Gold Settles Down as Calm in Cyprus Saps Interest

Why Gold Will Rally

Gold settled below $1,600 an ounce on Thursday, as banks reopened in Cyprus for the first time in two weeks without signs of panic withdrawals, sapping demand for low-risk assets.

Gold hit a one-month high of $1,616.36 last week on concerns the $10 billion euro rescue deal for Cyprus, which will leave big depositors and private bondholders with huge losses, could become a template for future bank bailouts in the euro zone.

But a widespread perception that the Cypriot crisis would be contained put the metal on track for its second quarterly decline in a row and analysts were now anticipating sideways trading ahead of the Easter holiday break.

(Read More: Cyprus Bailout Won't Be Euro Zone's Last: Poll)

Gold was down 0.6 percent to $1,595 an ounce. Spot prices were still set for a 1.1 percent gain in March, their first monthly rise in six months. U.S. gold futures settled down $11.50 at $1,595.70 an ounce.

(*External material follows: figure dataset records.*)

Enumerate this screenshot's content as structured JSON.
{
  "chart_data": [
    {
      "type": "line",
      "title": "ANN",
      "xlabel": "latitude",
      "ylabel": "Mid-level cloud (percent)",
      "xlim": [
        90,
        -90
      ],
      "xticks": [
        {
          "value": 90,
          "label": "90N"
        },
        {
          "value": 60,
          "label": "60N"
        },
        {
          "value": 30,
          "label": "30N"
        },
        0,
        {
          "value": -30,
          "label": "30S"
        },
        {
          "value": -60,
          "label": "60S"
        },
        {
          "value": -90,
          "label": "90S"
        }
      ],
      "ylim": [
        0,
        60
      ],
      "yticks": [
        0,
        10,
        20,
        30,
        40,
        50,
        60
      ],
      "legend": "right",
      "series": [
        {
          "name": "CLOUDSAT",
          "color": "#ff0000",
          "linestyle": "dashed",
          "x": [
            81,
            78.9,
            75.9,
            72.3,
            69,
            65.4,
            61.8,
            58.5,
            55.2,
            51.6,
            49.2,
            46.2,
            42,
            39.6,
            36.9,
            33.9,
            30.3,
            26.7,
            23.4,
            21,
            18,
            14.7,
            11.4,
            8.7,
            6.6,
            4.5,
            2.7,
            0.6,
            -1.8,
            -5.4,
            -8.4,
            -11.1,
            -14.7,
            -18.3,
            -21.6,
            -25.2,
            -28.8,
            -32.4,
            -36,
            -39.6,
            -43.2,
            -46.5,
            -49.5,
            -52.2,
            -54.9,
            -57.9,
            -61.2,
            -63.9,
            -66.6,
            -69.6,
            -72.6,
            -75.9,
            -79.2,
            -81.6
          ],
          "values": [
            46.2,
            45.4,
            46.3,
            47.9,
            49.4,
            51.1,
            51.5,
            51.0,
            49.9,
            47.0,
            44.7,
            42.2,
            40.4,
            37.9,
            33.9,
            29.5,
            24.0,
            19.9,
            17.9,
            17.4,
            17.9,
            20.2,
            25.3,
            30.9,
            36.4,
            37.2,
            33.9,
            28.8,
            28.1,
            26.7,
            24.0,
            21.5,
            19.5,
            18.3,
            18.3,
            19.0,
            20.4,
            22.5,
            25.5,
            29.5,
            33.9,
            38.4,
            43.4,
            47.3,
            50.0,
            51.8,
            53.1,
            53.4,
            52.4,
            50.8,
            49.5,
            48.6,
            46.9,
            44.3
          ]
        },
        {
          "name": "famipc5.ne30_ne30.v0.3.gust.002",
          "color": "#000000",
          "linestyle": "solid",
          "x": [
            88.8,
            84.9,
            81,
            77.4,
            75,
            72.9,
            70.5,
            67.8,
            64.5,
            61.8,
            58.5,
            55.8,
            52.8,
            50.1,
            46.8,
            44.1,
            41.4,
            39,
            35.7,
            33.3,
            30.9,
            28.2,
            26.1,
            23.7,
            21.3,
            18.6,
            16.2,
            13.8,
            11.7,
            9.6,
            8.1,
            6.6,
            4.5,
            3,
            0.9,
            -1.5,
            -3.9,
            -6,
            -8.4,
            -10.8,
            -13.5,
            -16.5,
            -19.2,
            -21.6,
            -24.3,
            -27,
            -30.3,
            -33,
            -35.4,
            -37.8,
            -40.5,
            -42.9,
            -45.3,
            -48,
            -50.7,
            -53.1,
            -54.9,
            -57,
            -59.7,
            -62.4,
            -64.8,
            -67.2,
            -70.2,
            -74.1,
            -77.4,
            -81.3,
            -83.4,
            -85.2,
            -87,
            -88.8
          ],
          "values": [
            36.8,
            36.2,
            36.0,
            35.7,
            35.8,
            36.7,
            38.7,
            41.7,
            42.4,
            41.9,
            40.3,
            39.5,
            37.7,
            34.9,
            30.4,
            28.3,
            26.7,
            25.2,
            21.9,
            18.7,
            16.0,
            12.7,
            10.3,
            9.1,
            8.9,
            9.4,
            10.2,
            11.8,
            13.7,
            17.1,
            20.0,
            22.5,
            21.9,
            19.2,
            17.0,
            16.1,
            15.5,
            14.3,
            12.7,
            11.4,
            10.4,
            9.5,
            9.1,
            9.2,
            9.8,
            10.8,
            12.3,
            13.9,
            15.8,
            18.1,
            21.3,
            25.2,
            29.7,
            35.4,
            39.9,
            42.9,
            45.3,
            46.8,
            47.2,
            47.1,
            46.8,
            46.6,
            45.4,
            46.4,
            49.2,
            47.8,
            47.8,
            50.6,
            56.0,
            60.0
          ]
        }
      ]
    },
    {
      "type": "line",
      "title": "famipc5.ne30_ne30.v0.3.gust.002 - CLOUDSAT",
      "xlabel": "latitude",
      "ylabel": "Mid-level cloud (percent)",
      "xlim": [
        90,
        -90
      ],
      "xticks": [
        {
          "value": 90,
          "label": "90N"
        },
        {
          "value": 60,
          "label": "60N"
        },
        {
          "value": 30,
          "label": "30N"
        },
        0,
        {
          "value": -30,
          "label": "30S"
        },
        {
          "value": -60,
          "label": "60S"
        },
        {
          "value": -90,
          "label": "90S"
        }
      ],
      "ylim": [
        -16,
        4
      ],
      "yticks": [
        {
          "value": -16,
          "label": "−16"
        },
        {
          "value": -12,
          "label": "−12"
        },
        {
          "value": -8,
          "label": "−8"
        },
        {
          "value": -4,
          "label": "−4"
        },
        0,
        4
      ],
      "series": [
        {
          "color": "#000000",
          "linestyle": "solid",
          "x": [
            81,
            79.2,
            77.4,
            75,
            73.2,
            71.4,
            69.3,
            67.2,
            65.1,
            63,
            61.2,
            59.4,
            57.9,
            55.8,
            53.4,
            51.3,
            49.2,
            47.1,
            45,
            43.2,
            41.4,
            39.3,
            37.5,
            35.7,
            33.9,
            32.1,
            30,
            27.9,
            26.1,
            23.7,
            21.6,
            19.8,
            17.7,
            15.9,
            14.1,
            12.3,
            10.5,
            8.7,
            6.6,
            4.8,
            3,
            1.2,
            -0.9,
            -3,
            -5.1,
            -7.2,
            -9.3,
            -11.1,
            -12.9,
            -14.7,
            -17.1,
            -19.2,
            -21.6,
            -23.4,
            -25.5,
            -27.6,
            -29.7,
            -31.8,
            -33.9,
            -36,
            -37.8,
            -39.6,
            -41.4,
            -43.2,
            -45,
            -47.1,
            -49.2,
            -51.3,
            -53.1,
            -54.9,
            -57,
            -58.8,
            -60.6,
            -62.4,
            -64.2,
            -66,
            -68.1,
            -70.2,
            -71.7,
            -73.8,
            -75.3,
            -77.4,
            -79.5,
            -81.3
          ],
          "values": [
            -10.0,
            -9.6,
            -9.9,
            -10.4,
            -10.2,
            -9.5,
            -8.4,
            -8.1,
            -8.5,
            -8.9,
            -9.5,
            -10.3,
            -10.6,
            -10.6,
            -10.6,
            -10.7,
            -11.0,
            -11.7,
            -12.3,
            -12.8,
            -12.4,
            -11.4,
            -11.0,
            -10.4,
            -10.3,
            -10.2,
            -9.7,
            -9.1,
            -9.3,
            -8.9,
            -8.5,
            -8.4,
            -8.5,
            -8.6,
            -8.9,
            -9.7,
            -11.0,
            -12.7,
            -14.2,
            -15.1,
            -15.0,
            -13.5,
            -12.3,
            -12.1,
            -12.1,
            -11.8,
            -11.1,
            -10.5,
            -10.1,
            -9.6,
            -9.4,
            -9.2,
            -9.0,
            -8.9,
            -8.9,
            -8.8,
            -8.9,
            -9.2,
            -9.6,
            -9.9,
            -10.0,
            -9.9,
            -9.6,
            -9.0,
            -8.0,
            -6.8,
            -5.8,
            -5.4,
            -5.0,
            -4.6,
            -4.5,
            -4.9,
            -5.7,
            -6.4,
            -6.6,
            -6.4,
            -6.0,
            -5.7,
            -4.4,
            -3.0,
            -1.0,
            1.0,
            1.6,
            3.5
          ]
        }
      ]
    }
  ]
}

In euro terms, gold was headed for a monthly gain of around three percent, its best monthly performance since July, having peaked on Wednesday at its highest since Jan. 24 at 1,260.06 euros.

"Prices are likely to stay depressed in coming sessions as the situation in Cyprus is expected to slowly get better," Canaccord Genuity analyst Dmitry Kalachev said. "But the downside may be temporary and although risks of contagion from Cyprus are limited, uncertainty remains around other periphery countries in the euro zone."

Major stock markets recovered and the euro edged off a four-month low against the dollar on the news Cypriots queued calmly at banks as they reopened under tight controls imposed on transactions to prevent a run on deposits.

Although European leaders said the bailout, agreed in Brussels on Monday, averted a chaotic national bankruptcy that might have forced Cyprus out of the euro, the deal looks set to push the country deeper into an economic slump.

Reflecting the stalled momentum in gold, holdings of SPDR Gold Trust, the world's largest gold-backed exchange-traded fund, were unchanged at 1,221.260 tons for the fourth session on March 27.

The fund, which accounts for around 40 percent of total ETF holdings, was however set for its biggest quarterly outflow since inception.

Fed Support

In the short term, gold is likely to remain supported by comments from top Federal Reserve officials, reiterating that the U.S. central bank would do best to keep buying assets at its current $85-billion-a-month pace until the jobs market is on firmer ground.

(Read More: Monetary Policy Is Not Loose Enough: Fed Official)

Fears that printing money to buy assets will stoke inflation have been a key driver in boosting gold, sending prices to an 11-month high last October after the Fed announced its third round of aggressive economic stimulus.

The physical market was mostly subdued as jewellers and speculators stayed on the sidelines ahead of the Easter holiday, keeping premiums in Hong Kong and Singapore unchanged at between $1.20 and $1.50 an ounce to the spot London prices.

Liquidity should return next week, when an European Central Bank policy meeting and U.S. non-farm payrolls will be the main economic events.

In other precious metals, spot silver last lost 0.9 percent to $28 an ounce.

Platinum fell 0.7 percent to $1,568 per ounce, while palladium rose 0.3 percent to $767 an ounce, having earlier touched a 10-day high.